The blood fog thickened a notch, the surroundings grew more sinister, and the faint sound of wind blowing through hollow gaps could be heard, making one's skin crawl.
"Did the person inside give up?" The drunk gripped the stair railing, standing guard at the corridor entrance, ready to bolt outside at any moment.
"Not necessarily. That thing might have already escaped from the room." The middle-aged man bent down and pulled a phone from his pocket. The drunk noticed it was a model from several years ago.
He turned the screen brightness to maximum and held it up in front of them. In the pitch-black corridor, something seemed to have appeared — but from too great a distance, he couldn't make out what it was.
"Strange." The middle-aged man nudged the drunk with his elbow. "I feel like this corridor looks different from before. Come take a look."
A shrill whistle of wind passed by his ear, like a madman muttering to himself. The drunk took the middle-aged man's phone and studied it for a moment. "There really does seem to be something new there."
He involuntarily took a step forward, his brow furrowing.
A decrepit ceiling.
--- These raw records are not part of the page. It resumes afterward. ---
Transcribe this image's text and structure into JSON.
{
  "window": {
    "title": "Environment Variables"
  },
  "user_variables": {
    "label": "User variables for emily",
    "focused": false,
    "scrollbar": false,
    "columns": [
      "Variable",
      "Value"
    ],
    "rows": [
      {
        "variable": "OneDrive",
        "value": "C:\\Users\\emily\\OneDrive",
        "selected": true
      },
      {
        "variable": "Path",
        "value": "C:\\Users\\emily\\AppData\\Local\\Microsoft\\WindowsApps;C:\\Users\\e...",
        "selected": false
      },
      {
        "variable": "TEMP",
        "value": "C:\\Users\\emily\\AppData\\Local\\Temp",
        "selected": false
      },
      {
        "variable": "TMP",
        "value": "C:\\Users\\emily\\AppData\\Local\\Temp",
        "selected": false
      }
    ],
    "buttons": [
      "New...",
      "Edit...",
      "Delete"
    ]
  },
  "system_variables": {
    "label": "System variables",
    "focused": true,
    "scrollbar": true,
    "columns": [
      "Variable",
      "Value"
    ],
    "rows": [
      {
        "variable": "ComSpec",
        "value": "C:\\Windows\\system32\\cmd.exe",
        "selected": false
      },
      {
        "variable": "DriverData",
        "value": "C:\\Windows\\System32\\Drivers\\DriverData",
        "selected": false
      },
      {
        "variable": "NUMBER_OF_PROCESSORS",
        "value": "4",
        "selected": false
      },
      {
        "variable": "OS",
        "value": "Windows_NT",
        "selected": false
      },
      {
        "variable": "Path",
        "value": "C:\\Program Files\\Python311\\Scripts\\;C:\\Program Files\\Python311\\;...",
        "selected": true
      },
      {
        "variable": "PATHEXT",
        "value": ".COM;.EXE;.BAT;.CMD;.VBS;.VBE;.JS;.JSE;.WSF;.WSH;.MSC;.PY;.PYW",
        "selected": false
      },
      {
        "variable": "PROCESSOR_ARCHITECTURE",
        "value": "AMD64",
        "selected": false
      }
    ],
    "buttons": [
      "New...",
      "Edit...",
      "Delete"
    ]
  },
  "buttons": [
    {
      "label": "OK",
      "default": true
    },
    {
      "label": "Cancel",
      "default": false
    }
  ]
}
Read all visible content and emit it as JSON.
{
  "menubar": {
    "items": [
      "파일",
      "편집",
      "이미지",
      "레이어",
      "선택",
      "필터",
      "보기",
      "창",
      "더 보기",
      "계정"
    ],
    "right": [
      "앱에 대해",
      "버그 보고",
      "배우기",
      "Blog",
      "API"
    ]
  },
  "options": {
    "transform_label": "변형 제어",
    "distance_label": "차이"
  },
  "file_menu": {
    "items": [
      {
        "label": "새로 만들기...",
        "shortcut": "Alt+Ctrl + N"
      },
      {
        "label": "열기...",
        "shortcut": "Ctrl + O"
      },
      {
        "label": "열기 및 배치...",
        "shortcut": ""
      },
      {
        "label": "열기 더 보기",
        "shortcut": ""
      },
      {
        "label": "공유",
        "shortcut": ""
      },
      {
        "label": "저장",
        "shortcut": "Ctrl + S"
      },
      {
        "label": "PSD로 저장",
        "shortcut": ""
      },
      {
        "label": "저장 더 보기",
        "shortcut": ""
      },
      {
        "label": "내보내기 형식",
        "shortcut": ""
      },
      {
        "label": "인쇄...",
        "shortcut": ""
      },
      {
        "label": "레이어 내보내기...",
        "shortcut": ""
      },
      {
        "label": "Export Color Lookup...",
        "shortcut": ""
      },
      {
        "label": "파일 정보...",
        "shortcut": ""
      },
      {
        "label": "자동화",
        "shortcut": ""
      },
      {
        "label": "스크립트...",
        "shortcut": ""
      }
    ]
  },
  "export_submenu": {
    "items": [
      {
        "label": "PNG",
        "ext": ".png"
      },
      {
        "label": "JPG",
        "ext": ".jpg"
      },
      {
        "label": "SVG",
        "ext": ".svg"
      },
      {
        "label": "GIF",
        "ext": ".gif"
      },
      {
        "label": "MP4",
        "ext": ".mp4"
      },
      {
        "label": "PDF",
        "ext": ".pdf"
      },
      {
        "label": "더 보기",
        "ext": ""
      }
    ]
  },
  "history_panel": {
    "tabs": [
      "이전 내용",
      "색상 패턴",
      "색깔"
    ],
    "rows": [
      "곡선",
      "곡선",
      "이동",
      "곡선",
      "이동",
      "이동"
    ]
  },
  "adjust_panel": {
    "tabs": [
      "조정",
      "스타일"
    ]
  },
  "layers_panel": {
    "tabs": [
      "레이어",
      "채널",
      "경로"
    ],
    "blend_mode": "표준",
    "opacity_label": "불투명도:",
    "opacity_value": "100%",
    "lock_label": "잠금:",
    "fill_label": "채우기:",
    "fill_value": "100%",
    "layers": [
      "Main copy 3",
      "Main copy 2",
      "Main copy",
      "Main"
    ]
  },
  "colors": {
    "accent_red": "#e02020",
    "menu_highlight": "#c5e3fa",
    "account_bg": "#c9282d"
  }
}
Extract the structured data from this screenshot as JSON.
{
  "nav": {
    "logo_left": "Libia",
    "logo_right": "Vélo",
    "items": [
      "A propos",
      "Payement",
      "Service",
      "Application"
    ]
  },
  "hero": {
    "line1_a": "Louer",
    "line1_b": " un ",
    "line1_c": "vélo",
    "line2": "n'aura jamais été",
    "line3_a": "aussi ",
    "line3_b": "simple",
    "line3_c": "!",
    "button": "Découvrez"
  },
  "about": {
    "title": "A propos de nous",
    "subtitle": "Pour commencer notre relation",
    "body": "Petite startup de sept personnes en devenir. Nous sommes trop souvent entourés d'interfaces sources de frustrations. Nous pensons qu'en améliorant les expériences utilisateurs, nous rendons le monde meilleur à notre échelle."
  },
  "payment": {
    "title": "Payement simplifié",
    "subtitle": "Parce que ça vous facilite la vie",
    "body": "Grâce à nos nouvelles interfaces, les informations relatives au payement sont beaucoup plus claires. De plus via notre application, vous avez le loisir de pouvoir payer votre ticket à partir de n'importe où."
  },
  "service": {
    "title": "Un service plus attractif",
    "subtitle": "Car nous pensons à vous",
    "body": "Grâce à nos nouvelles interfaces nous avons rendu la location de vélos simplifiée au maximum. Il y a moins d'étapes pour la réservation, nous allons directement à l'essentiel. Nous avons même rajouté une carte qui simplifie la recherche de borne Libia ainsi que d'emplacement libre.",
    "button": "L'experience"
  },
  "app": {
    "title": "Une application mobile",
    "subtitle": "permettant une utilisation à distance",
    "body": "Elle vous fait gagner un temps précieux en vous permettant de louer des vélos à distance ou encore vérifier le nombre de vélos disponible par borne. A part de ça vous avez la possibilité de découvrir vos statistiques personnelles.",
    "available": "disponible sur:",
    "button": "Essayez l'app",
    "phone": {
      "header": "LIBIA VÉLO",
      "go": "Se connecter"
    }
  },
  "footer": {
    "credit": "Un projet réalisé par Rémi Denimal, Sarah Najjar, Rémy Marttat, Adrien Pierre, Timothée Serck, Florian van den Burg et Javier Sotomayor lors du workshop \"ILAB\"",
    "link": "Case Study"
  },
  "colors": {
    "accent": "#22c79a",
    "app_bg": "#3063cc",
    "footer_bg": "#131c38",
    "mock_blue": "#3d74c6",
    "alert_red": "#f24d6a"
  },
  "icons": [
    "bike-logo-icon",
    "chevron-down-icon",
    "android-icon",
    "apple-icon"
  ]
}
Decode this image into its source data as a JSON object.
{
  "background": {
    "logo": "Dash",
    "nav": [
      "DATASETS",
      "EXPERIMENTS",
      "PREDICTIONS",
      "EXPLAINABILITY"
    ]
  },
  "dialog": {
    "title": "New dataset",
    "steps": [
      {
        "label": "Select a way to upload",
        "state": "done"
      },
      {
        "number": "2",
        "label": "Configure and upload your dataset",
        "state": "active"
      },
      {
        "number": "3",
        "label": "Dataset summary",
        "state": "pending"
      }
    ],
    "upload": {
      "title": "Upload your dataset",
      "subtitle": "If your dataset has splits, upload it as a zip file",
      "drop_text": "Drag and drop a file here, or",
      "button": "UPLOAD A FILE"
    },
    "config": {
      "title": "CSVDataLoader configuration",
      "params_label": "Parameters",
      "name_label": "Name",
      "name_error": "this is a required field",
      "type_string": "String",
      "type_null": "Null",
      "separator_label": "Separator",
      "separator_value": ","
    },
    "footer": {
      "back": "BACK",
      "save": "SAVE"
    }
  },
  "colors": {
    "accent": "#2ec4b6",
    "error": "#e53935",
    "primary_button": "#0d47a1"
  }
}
Large patches of peeling wall paint. Row upon row of closed doors. And assorted junk piled up in the corners.
"Hm?" The drunk suddenly looked toward a specific spot.
"Did you find something?" The middle-aged man hurried over and looked in the same direction. There was nothing obviously abnormal there — no ghosts or corpses as he might have imagined.
"I'm not sure yet. Hold on." The driver handed the phone back to the middle-aged man and took out his own, switching on the built-in flashlight.
The beam of light warped in the blood fog, still not providing a clear view.